The Dish Network litigation concerns the March introduction of what the satellite company calls PrimeTime Anytime, which allows customers to record and store about a week’s worth of prime-time broadcast television. Dish has enabled playback of those archives without users seeing commercials.

Dish claims the technology is legal and falls under a U.S. Supreme Court decision authorizing home video recording in a classic case known as “Sony Betamax” decided in 1982. But in their appeal to the San Francisco-based appeals court, the broadcasters claim otherwise, saying that television viewers of the past had to physically fast-forward and “guess” when a commercial has passed.

Now, that’s not the case, Wired reported the broadcasters as saying.

“AutoHop eliminates entire commercial breaks automatically without any guesswork.
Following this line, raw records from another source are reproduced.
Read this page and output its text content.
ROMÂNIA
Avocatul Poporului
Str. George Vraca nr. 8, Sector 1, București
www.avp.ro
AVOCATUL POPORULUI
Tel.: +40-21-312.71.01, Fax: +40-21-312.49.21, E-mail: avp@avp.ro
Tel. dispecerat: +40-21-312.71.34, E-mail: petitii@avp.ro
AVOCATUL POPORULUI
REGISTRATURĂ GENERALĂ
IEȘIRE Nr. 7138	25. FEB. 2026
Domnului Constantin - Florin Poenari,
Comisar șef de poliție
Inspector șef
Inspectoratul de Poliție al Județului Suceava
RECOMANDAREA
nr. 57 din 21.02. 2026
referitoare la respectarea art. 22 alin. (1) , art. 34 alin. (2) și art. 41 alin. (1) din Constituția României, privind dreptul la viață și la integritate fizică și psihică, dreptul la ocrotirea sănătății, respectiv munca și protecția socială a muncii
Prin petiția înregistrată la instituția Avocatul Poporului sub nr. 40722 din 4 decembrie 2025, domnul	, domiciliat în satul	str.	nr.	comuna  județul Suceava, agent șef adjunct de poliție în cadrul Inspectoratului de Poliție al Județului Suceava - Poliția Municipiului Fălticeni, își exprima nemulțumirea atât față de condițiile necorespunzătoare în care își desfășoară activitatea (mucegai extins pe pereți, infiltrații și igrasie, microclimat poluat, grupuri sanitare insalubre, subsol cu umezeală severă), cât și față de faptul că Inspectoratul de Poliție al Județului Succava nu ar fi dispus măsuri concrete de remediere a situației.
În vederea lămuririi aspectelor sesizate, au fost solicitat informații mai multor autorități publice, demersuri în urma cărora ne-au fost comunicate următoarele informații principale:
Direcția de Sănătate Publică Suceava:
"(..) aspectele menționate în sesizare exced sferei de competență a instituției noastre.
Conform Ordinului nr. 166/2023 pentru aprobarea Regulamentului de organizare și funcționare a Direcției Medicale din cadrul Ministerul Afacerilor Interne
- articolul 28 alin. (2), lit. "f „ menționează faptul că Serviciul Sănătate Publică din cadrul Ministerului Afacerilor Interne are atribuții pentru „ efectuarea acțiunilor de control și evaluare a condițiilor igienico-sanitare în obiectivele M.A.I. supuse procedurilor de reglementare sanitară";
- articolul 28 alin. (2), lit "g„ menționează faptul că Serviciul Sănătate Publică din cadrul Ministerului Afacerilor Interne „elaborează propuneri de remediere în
It is designed and marketed so that 100% of AutoHop users see no commercials — a result far different from the blind fast-forwarding done by Betmaax users in the late 1970s,” the broadcasters said.

The Dish DVR service records a day’s prime time lineup from ABC, CBS, NBC and Fox and stores up to 100 hours of those shows for up to eight days — all without the broadcasters’ consent.

In their original suit filed in May, the networks warned that, if the courts don’t block the service, it “will ultimately destroy the advertising-supported ecosystem that provides consumers with the choice to enjoy free over-the-air, varied, high-quality prime time broadcast programming.”

Dish maintains that its subscribers may “choose for themselves” the content they wish to watch.